Multani is the chief medical officer of Ignyta, the company that manufactures entrectinib. Currently, Ignyta is running a phase 2, open label clinical trial of the therapy. The intent of this study, as Multani put it in an interview with CURE®, is “to gather patient efficacy and safety information in the appropriate patient population, with the targets of interest, across any tumor type.”
Rather than treat a specific cancer site, entrectinib treats a series of gene mutations: ALK, ROS1, NTRK1/2/3. Inhibiting these abnormalities, as entrectinib does, can lead to shrinkage of the cancer.
The presence of one of the five abnormalities is “relatively uncommon, in the single-digit percentage range,” explained Multani. However, they can be found in a variety of tumor types: non-small cell lung cancer, colorectal cancer, head and neck cancer, salivary gland cancer, sarcomas and melanoma, to name a few. If a patient’s tumor tests positive for any one of these targets, “there’s the potential that entrectinib could inhibit that patient’s tumor.” It also means that the patient is eligible to enroll in the second of the Studies of Tumor Alterations Responsive to Targeting Receptor Kinases (STARTRK-2) trials, as long as they have never been treated with other targeted therapies for those mutations.
STARTRK-2 is a global trial that has been enrolling patients for about a year. “It’s open in 14 countries with over 100 clinical sites around the world, and 50 or more of those are in the United States,” Multani explained.
In past trials, Multani said, “79 percent [of patients] had tumor shrinkage that met standard criteria for what we call a response.” There was also evidence of long-standing response with some patients having improvements that last up to two years, or more. “That’s early encouraging data in terms of finding a dose that’s compatible with long-term dosing, acceptable in terms of side effects,” said Multani.
“A big part of the study is getting the patients’ tumors tested for the presence or absence of these targets,” Multani added.
In addition to manufacturing entrectinib and running the STARTRK trials, Ignyta also develops a diagnostic test — a “rare example where the drug and test are being developed under the same roof,” as Multani said.
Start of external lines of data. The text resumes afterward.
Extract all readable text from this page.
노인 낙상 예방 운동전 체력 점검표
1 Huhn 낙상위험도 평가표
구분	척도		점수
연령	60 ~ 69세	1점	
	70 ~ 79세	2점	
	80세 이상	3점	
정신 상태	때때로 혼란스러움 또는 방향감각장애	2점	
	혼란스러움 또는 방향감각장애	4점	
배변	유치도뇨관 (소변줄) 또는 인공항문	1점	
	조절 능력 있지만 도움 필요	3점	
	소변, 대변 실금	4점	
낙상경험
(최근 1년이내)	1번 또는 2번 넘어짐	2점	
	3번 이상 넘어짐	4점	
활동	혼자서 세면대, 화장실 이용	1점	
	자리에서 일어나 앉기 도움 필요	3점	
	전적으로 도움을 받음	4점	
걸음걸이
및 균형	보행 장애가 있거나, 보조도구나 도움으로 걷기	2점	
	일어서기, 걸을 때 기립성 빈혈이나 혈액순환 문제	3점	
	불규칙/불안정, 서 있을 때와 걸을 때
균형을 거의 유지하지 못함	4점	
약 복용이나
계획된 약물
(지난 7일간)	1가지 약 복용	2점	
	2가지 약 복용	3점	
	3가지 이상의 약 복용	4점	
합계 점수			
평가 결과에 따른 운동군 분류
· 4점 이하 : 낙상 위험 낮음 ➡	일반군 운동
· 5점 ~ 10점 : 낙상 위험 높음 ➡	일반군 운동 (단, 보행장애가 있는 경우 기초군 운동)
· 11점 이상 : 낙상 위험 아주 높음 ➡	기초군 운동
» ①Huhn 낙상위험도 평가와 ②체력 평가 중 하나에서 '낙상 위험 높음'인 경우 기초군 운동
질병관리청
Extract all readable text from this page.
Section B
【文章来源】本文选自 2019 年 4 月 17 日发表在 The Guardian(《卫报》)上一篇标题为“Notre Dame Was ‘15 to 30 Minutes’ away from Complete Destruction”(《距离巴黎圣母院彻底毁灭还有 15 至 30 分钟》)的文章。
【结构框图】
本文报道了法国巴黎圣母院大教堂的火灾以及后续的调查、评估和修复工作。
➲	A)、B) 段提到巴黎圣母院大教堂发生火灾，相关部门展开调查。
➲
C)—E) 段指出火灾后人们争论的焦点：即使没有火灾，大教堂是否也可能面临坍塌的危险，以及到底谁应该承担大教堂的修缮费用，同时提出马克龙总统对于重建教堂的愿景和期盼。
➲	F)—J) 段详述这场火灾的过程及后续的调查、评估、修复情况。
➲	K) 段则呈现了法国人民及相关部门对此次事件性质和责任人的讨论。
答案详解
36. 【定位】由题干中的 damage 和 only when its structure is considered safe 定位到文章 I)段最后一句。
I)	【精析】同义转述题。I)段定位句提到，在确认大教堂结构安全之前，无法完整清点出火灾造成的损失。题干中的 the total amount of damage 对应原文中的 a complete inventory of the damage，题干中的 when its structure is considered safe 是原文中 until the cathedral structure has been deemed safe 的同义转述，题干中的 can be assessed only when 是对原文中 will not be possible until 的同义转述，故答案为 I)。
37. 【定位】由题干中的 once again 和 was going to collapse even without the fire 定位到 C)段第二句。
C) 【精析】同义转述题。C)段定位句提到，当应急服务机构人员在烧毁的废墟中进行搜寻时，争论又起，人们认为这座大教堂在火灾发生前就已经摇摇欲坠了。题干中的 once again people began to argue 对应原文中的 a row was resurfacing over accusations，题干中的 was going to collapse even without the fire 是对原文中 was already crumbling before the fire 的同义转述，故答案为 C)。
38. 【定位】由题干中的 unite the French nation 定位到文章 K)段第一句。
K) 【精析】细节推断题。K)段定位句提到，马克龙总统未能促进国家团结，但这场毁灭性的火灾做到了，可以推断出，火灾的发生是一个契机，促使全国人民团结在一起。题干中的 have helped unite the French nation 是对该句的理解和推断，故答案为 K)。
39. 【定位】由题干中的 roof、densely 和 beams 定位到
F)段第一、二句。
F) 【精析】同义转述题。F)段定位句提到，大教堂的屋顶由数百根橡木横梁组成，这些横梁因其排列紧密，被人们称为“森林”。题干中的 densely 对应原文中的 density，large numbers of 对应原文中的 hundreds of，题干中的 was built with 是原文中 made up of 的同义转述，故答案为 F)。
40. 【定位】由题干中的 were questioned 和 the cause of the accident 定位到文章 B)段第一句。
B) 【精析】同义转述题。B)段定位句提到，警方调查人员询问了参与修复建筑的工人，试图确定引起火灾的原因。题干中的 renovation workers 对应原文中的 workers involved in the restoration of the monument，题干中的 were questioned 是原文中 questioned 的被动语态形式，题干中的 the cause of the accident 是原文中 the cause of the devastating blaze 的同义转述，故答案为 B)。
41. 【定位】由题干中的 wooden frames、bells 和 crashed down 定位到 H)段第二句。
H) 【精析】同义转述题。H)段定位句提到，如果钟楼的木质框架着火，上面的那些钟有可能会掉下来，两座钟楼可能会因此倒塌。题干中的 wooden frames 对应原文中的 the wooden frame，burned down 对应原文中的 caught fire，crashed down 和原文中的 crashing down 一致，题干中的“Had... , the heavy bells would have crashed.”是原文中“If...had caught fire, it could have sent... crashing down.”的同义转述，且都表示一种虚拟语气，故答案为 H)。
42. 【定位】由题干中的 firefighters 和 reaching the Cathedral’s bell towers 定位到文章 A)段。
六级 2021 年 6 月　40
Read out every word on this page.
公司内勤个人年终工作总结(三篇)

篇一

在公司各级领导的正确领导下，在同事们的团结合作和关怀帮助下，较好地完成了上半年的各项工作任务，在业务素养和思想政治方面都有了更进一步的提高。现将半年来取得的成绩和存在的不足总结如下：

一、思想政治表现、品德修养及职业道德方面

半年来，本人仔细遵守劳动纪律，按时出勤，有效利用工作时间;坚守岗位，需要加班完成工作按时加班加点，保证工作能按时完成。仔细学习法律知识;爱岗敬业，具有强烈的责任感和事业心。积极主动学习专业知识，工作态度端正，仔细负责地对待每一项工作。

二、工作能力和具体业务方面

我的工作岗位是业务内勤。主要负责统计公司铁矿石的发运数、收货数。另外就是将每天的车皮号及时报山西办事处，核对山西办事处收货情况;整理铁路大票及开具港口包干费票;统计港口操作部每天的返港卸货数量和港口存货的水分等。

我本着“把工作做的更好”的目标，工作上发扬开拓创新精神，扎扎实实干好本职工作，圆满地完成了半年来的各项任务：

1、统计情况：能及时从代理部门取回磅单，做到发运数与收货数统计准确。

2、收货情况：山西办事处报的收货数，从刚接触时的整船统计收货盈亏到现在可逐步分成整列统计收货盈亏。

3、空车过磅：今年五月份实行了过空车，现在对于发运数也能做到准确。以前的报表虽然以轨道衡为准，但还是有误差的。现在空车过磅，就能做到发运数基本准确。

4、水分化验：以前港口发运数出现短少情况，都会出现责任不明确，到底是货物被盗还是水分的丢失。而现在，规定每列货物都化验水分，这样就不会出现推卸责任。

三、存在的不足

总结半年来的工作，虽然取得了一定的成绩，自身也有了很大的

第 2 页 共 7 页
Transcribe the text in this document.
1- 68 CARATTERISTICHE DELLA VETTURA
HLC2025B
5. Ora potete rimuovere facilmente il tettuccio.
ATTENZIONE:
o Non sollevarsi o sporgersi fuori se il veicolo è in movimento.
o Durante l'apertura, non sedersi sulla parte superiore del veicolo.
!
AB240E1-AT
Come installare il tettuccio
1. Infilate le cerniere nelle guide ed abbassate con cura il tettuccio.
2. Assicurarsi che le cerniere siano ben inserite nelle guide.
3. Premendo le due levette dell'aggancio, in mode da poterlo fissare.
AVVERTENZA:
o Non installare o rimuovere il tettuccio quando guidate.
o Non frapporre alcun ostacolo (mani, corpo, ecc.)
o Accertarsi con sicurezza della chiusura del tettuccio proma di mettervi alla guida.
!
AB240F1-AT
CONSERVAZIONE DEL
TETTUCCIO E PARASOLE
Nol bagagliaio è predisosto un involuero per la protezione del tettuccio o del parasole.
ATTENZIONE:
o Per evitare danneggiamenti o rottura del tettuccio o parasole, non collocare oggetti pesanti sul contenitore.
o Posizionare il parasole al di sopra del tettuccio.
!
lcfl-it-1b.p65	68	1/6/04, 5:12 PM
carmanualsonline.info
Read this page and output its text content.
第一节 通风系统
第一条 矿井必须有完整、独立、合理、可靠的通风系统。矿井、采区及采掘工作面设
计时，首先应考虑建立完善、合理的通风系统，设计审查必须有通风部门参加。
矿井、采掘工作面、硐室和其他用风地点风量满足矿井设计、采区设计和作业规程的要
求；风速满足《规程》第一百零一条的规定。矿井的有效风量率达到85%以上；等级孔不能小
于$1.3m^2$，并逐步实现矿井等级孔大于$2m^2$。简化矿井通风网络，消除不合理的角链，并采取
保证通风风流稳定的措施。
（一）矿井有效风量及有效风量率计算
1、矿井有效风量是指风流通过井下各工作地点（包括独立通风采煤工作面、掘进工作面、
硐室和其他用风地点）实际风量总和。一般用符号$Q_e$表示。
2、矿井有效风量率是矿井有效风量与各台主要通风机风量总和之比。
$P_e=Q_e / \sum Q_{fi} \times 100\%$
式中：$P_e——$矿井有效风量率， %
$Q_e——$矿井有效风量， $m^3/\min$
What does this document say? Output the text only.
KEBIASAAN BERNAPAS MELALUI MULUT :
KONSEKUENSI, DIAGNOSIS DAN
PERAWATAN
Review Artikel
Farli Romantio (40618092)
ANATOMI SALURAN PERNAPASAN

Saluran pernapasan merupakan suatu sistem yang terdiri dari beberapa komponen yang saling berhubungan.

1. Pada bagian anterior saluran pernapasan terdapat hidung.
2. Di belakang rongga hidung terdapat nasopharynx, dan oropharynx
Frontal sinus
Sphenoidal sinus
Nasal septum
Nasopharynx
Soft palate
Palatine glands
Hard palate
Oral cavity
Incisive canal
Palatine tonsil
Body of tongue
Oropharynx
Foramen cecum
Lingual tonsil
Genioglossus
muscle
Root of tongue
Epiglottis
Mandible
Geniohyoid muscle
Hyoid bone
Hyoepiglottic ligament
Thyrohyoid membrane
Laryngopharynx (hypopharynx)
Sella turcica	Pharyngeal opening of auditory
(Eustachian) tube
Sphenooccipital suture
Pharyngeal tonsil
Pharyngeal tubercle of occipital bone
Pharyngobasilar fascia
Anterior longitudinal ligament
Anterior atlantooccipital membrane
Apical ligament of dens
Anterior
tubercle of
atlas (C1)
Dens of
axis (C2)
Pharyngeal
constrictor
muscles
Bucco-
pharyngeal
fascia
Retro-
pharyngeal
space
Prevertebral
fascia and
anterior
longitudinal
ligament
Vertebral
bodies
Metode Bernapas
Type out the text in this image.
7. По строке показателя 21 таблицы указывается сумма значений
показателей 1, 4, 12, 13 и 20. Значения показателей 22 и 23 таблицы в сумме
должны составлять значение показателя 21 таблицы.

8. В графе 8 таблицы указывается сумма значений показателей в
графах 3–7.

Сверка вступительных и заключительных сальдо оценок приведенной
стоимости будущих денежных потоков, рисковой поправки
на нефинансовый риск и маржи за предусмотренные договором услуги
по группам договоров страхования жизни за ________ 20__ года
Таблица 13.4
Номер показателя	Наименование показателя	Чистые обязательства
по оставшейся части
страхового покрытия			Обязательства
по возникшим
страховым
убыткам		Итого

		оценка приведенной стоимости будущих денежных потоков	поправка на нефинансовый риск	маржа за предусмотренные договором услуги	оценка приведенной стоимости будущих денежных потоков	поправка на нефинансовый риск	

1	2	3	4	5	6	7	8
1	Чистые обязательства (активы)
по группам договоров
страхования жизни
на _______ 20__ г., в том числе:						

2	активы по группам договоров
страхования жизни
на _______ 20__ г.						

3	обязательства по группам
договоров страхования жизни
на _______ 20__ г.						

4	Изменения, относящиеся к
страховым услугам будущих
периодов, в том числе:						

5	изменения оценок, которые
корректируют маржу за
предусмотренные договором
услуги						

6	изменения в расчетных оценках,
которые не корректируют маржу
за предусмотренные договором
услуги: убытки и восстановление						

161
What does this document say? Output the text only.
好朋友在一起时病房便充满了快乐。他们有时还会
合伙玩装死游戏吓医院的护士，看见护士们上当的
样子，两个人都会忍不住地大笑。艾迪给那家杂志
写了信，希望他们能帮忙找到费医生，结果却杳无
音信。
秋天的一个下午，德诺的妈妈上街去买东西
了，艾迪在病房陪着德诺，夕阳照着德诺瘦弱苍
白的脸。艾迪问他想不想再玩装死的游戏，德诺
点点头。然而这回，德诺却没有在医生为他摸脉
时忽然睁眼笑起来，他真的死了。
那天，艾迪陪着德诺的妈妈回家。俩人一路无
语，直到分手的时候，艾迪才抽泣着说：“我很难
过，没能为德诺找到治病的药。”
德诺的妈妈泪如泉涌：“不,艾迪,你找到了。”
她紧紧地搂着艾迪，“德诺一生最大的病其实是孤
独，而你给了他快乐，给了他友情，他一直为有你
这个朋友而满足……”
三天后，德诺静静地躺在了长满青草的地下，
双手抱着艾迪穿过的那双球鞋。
Ignyta’s diagnostic testing comes at no cost to patients who are part of the clinical trial.
Ignyta is not the only company that offers molecular testing to patients: Companies such as Caris Life Sciences and Foundation Medicine offer testing, too. The latter is where Wood did her testing.
From her experience, Wood considers genetic testing “extremely important.”
Multani pointed out the benefits of genetic testing in this capacity. “If you have one of these targets, there may be additional treatment options beyond what is the standard of care,” he said. “Those treatment options may be approved drugs, or they may be clinical trials.” Multani hopes that the STARTRK trials will help with education and expand knowledge about these tests. “It’s worth testing very broadly,” he noted.
Wood agrees. In her mind, there’s no reason not to get this kind of testing done. “Even if I had tested negative, I think I would have hung onto the idea,” she said. They don’t know my mutation now, but maybe they will.”